We investigate the scenario of interacting dark energy through a detailed confrontation with various observational datasets. We quantify the interaction in a general way, through the deviation from the standard scaling of the dark matter energy density. We use the cosmic microwave background (CMB) data from Planck 2018, data from Baryon Acoustic Oscillations (BAO) from the recently released DESI DR2, observational Hubble Data from Cosmic Chronometers (CC), and finally various Supernova Type Ia (SNIa) datasets (PantheonPlus, Union3 and DESY5). For the basic and simplest interacting model we find a mild preference of the interaction at slightly more than $1σ$ however still within $2σ$, and thus no strong evidence of interaction is found. However, comparison with $Λ$CDM scenario through $Δχ^2_{\rm min}$, AIC and Bayesian analysis, reveals a mixed picture, namely according to $Δχ^2_{\rm min}$ the interaction is mildly favored by most of the datasets, while the remaining statistical measures are inclined toward $Λ$CDM.

Figures (6)

• Figure 1: One-dimensional marginalized posterior distributions and two-dimensional joint contours of the model parameters considering CMB, CMB+DESI, CMB+DESI+SNIa, where SNIa is either PantheonPlus or Union3 or DESY5.
• Figure 2: One-dimensional marginalized posterior distributions and two-dimensional joint contours of the model parameters considering CMB+CC+DESI and CMB+CC+DESI+SNIa where SNIa is either PantheonPlus or Union3 or DESY5.
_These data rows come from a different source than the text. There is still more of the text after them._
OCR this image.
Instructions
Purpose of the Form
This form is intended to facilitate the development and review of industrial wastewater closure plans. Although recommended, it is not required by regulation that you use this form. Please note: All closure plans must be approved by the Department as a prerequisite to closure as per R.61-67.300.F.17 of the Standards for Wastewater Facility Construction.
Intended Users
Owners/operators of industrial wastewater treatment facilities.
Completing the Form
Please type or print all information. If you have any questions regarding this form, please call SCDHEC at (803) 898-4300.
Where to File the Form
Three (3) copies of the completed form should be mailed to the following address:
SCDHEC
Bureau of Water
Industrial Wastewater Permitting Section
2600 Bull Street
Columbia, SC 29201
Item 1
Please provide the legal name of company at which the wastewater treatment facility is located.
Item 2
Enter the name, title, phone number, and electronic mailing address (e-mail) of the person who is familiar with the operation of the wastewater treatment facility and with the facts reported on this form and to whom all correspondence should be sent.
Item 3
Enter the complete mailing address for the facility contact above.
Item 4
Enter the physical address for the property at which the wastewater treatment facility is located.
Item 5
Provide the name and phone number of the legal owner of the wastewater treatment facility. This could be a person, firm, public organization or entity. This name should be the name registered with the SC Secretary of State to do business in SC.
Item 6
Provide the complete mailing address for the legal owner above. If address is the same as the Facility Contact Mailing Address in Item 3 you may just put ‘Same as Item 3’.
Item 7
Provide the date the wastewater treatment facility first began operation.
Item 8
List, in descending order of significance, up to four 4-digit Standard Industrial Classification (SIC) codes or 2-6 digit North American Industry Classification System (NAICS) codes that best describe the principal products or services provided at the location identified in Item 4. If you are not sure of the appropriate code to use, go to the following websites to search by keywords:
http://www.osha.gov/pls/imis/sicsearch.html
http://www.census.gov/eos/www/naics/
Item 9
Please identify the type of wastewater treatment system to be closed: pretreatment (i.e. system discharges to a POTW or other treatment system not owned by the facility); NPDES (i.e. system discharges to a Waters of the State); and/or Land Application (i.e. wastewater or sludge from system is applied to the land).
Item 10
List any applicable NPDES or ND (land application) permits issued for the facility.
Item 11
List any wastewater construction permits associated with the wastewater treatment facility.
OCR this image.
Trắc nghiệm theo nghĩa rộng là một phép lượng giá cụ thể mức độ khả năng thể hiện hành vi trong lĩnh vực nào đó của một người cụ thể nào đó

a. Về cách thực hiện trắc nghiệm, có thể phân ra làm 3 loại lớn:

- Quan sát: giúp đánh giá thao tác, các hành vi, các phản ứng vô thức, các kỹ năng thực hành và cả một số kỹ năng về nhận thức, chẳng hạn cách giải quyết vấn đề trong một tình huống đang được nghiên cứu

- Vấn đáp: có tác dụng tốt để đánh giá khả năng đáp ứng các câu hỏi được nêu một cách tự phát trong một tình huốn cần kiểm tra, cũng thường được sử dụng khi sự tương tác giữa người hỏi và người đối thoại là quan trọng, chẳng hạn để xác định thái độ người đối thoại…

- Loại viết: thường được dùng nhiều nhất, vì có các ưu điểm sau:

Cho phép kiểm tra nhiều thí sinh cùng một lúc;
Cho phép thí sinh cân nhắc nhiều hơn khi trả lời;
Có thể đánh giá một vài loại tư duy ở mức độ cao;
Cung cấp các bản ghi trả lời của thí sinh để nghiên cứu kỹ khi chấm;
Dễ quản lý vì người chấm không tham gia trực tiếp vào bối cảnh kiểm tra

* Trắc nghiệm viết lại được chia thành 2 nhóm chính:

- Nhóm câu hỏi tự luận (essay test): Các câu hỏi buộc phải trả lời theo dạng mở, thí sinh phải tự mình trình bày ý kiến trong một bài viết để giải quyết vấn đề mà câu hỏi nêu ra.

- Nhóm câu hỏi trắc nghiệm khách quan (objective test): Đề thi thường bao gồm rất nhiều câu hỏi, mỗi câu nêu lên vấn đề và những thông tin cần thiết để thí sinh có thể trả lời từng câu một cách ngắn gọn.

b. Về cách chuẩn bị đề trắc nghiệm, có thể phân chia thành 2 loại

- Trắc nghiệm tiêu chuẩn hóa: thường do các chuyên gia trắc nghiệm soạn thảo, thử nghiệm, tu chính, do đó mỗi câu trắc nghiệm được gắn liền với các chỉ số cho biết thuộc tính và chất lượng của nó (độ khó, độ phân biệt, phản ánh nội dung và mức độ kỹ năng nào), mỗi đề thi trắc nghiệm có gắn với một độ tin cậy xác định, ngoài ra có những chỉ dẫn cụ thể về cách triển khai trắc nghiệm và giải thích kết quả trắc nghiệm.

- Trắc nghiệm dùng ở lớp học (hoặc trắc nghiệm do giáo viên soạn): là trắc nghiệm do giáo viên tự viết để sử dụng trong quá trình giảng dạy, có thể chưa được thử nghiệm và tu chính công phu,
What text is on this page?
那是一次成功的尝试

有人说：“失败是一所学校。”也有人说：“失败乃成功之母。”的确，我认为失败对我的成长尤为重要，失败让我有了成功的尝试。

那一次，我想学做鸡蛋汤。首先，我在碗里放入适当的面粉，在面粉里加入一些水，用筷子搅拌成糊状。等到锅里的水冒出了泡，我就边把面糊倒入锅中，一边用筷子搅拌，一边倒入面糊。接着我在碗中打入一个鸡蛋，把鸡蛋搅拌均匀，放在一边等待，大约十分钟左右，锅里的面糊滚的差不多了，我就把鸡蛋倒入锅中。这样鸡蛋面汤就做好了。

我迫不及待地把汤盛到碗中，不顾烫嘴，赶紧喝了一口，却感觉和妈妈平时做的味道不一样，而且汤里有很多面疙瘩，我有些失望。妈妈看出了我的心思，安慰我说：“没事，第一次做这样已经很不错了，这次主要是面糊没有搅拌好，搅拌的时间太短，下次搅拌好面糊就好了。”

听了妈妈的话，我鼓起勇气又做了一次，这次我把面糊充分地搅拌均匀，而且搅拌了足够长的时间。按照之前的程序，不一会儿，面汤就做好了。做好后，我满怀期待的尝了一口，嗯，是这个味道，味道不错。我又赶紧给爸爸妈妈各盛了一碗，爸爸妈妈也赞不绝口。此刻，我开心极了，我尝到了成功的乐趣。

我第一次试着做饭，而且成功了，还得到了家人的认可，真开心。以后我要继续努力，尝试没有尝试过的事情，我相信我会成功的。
• Figure 3: Whisker graphs of $\delta_0$ (upper plot), $H_0$ (middle plot) and $\Omega_{m0}$ (lower plot), with their 68% CL constraints, for various datasets used in our analysis. The horizontal bar in the middle panel (red) corresponds to $H_0 = 67.36\, \pm \, 0.54$ km/s/Mpc at 68% CL Planck:2018vyg and the horizontal bar in the lower plot (violet) corresponds to $\Omega_{m0} = 0.3153\, \pm \, 0.0073$ at 68% CL Planck:2018vyg.
• Figure 4: Redshift evolution of $\Omega_m/\Omega_r$ where $\Omega_m = \Omega_{\rm dm} +\Omega_b$, for different values of the interaction parameter $\delta_0$. The horizontal solid line corresponds to the matter radiation equality (i.e. $\Omega_m = \Omega_r$). In order to draw the curves we fix the other parameters from the constraints obtained from CMB+CC+DESI+PantheonPlus.
• Figure 5: The CMB TT power spectrum (upper graph) and the matter power spectrum (lower graph) for different values of $\delta_0$. In order to draw the curves, we fix the other parameters from the constraints obtained from CMB+CC+DESI+PantheonPlus.